Caesarean section was performed for all the surviving rats on GD 20 and dams were examined for gross pathological changes. The uterus from all the animal were removed (by laparotomy) and the contents were examined.The uteri were weighed and examined for the number of implantation sites, early and late resorptions, and number of live and dead fetuses. The number of corpora lutea was counted on each ovary. All the fetuses were sexed, weighed and examined for external malformations.Approximately half the number of fetuses from each dam was examined for visceral malformations and the remaining half was evaluated for skeletal malformations.

 

Results of the study are presented below:

 

·       There was no mortality and clinical signs in the low dose and mid dose groups. In the high dose group there was a treatment-related clinical sign of hypoactivity and in addition, one rat (Rs3891) was found dead on GD 9 (when treated at the dose of 800 mg/kg/day). After the dose was reduced to 450 mg/kg/day, there were no clinical signs and all the rats were normal.

·       There was treatment-related significant reduction in maternal body weights, corrected body weight gain and food consumption in mid and high dose groups as compared to vehicle control group.

·       Gross necropsy finding of thickening of stomach non-glandular mucosa multifocal was observed in 8/24 and 17/23 rats of mid and high dose groups respectively.

·       Maternal data parameter - uterine weight was significantly reduced in high dose group. The other maternal data parameters were comparable to vehicle control group up to the high dose.

·        Litter data parameters were comparable to vehicle control group at all the doses tested.

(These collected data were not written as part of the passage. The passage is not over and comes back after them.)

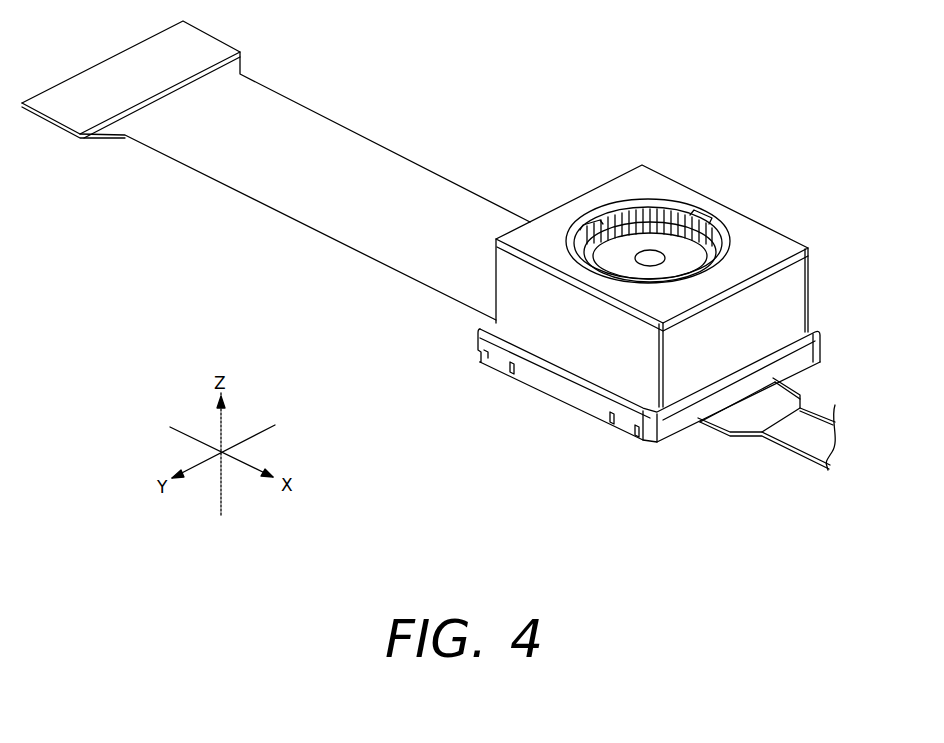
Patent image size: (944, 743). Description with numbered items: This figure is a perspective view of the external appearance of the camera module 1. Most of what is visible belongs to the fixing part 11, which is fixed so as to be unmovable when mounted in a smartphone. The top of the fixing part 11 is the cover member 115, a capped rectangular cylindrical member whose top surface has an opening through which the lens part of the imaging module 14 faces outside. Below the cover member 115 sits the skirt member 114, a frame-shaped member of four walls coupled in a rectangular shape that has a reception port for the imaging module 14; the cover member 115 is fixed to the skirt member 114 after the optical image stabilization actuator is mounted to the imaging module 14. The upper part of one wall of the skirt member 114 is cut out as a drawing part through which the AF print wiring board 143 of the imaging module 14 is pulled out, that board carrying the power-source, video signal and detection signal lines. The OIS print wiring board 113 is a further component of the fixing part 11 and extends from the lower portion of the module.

The camera module 1 is at (679, 110).
The fixing part 11 is at (616, 305).
The imaging module 14 is at (624, 240).
The AF print wiring board 143 is at (307, 212).
The OIS print wiring board 113 is at (802, 452).
The skirt member 114 is at (478, 343).
The cover member 115 is at (760, 222).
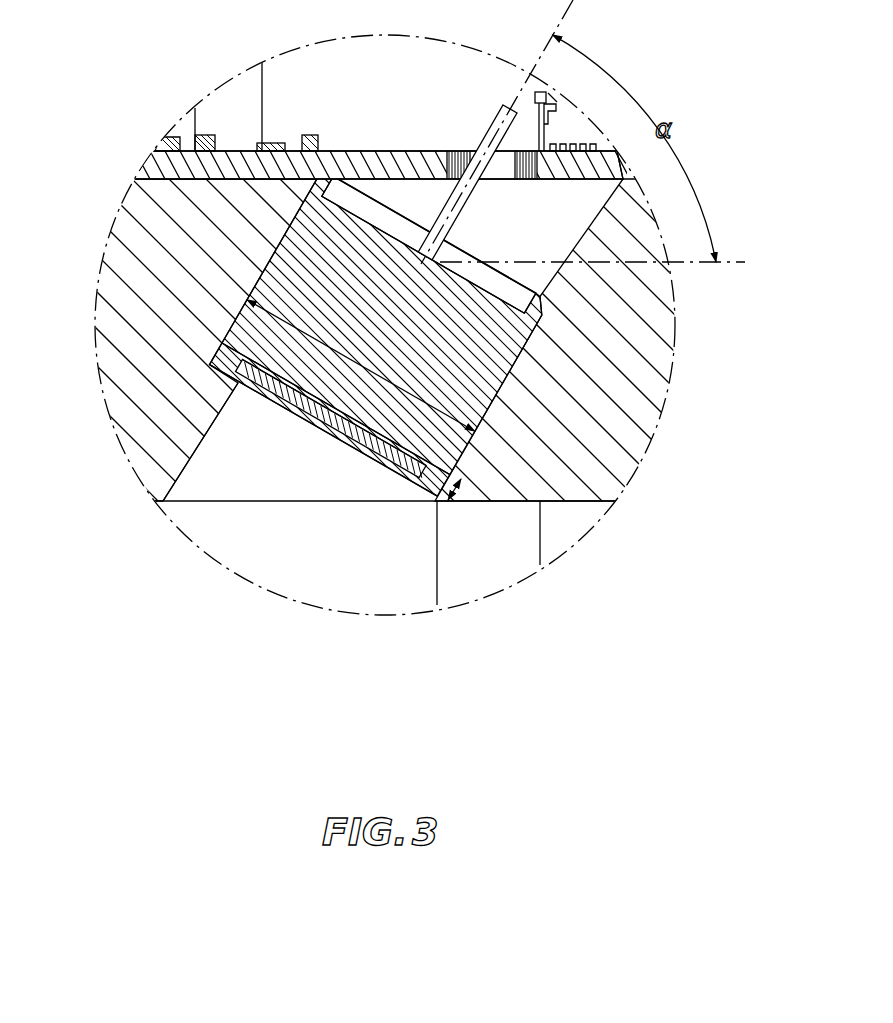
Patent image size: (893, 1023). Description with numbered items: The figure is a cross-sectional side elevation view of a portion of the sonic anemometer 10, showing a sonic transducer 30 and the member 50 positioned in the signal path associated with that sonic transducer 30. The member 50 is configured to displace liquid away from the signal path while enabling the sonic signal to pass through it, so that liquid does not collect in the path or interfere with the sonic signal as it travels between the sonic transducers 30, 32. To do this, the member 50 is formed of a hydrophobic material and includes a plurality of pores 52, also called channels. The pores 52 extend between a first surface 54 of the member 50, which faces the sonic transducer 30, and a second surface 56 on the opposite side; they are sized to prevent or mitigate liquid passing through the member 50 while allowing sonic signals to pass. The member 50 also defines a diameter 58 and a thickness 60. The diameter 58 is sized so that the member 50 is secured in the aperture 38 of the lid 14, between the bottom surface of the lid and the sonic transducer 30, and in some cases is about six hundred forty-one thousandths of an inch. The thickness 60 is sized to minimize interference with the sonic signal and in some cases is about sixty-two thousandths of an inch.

The sealing arrangement 10 is at (146, 100).
The lid 14 is at (604, 418).
The sonic transducer 30 is at (470, 357).
The sonic transducer 32 is at (470, 357).
The aperture 38 is at (240, 490).
The member 50 is at (220, 357).
The pores 52 is at (326, 428).
The first surface 54 is at (450, 466).
The second surface 56 is at (340, 448).
The diameter 58 is at (357, 364).
The thickness 60 is at (470, 502).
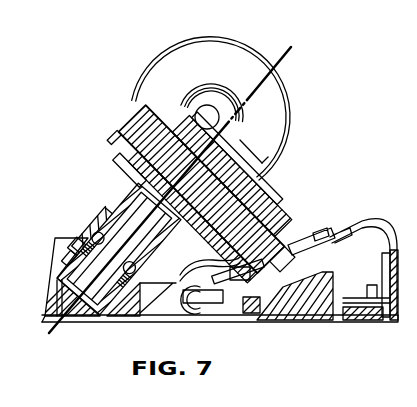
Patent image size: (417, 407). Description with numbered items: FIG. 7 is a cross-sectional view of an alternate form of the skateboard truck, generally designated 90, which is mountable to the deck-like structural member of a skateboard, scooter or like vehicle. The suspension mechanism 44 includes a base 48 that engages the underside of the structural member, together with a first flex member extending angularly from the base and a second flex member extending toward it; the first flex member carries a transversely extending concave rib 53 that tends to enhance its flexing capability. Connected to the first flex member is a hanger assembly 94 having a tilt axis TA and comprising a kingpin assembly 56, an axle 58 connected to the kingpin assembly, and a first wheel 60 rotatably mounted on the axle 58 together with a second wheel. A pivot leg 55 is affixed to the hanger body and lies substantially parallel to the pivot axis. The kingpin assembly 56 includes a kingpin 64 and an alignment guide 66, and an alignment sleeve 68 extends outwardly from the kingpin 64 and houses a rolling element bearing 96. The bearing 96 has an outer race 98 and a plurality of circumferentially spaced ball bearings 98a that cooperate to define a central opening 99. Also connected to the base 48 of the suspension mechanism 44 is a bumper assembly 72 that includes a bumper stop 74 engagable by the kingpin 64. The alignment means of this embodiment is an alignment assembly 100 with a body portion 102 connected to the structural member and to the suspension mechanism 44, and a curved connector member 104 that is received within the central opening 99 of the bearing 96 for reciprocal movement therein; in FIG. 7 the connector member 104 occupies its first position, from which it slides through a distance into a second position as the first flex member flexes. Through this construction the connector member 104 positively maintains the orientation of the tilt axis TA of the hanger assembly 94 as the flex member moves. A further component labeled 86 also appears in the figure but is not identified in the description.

·       Fetal, external, visceral and skeletal observations were comparable to vehicle control group at all the doses tested. Visceral and skeletal examinations revealed no signs ofteratogenicity in any of the tested doses.

 

Based on the above findings, it is concluded that, No Observed Adverse Effect Level (NOAEL) for

 

·          Maternal toxicity is 50 mg/kg/day due to treatment-related significant reduction in maternal body weight, corrected body weight gain and food consumption at 200 and 800/450 mg/kg/day and significant reduction in uterine weight at 800/450 mg/kg/day. 

 

·          Fetal developmental toxicity is 800/450 mg/kg/day in Wistar rats as the litter data parameters were comparable to vehicle control group up to the high dose of 800/450 mg/kg/day.

 

·          Teratogenicity is 800/450 mg/kg/day as there were no signs of teratogenicity in any of the tested dose levels up to the high dose of 800/450 mg/kg/day

 

in Wistar rats when Leomin AN Liqwas administered orally by gavage during GD 5 to 19 under the test conditions and doses employed in this study.